I began by taking a length of paracord, tying an overhand knot in the end and inserting it between the wood of the light fixture (pictured on the left) and it’s diffuser. Thus with the pull of gravity and the light weight pull of hanging objects it will be caught in a “pinching” hold.

I used this same technique for each time I made a contact point with the light fixture. For knots that were not at the ends of the paracord I used the overhand knot on a bight.

Be creative while playing around with methods of friction because friction properly applied is your best help and not destructive!

Friction, as illustrated on the left, is holding the light in one place along the paracord.

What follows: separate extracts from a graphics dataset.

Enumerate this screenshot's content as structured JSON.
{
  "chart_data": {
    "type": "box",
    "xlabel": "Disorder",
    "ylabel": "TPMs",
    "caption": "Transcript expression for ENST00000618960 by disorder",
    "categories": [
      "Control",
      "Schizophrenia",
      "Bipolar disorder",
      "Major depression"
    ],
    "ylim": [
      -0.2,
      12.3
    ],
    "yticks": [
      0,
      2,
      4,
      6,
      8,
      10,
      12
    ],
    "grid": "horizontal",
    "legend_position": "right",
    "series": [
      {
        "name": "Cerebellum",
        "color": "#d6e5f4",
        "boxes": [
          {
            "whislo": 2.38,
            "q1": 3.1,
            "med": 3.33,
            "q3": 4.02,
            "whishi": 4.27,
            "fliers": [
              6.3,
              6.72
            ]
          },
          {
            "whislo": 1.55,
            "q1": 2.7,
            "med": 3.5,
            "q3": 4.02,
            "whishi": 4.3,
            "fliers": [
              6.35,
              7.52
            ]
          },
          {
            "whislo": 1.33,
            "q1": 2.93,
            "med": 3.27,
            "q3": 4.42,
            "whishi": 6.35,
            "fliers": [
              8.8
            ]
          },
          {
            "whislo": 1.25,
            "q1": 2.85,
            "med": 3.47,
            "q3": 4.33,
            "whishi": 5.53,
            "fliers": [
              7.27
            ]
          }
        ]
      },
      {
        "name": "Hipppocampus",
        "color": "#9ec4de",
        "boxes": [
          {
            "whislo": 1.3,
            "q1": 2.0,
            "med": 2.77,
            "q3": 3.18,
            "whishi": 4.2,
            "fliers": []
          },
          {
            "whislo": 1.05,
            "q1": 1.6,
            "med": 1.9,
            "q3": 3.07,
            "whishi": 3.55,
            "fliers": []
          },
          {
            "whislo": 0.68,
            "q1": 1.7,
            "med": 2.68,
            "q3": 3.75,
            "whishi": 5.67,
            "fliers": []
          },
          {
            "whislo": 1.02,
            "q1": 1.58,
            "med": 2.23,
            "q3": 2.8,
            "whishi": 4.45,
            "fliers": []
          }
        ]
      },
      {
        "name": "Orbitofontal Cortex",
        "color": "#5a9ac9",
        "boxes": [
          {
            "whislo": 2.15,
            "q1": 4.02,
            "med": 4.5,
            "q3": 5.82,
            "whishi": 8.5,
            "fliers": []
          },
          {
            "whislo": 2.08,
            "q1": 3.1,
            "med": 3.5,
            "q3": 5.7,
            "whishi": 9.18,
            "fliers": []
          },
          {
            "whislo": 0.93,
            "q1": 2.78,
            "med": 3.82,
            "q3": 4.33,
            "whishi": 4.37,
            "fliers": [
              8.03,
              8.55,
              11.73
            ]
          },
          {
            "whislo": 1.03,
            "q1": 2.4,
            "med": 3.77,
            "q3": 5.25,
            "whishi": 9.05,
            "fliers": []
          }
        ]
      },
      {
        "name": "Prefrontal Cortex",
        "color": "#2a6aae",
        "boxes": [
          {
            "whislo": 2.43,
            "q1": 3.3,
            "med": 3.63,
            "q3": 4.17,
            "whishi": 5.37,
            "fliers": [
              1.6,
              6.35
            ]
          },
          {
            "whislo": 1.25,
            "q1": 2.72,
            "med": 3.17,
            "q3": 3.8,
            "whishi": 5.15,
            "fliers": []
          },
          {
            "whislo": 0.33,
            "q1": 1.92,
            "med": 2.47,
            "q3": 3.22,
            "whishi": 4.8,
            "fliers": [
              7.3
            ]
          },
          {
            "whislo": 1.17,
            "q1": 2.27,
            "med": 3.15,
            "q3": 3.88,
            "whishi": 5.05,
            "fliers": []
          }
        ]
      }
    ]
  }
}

The paracord is looped around the open end of the stand making it easily adjustable along the support line and providing way to  adjust the placement of light on the object.

It rarely is a good idea to have hard light shining directly on the object or subject, so I removed the reflective outside of photo reflectors and used the white fabric of the reflector disk as a diffuser. Again I used the convenient open end of the stand from which to hang the reflector disk. The reflector disk must be pulled back so that it covers the “shooting area” where the object or subject is placed. I used a straight pin to gather the reflector disk fabric around the power cord, nicely covering the shooting area of the background sweep.

A note of caution: Be careful of hanging anything heavy on the line. The weakest part of the over head structure in this set-up is the diffuser.

We have discussed how one of our lights is set-up, but there is another light that needs to be set-up at a lower angle and portable to figure out the best position to illuminate the facets of the piece or person in focus.

Let me introduce the “chair mount”. If you are familiar with lashing techniques I used the square lash to secure the light to a chair back making sure that the power cord for the light was long enough to reach any place the light may need to be positioned.

Having extra paracord from lashing the light to the back of the chair, it conveniently became the securing point for the reflector disk.

Now that the studio is ready for some of the smaller details, an 8×10 inch piece of glass (clean from dust and dirt) is a nice addition to reflect an object. Bring in you camera, tripod and objects to photograph and begin to play with object position and camera perspectives. Take your time with the first piece being sure you have properly set your cameras white balance, ISO and shutter speed to properly show off the beauty of your photo’s focus.

Have fun and  be creative, because fun and creativity will make a better statement than perfect professional rigidity.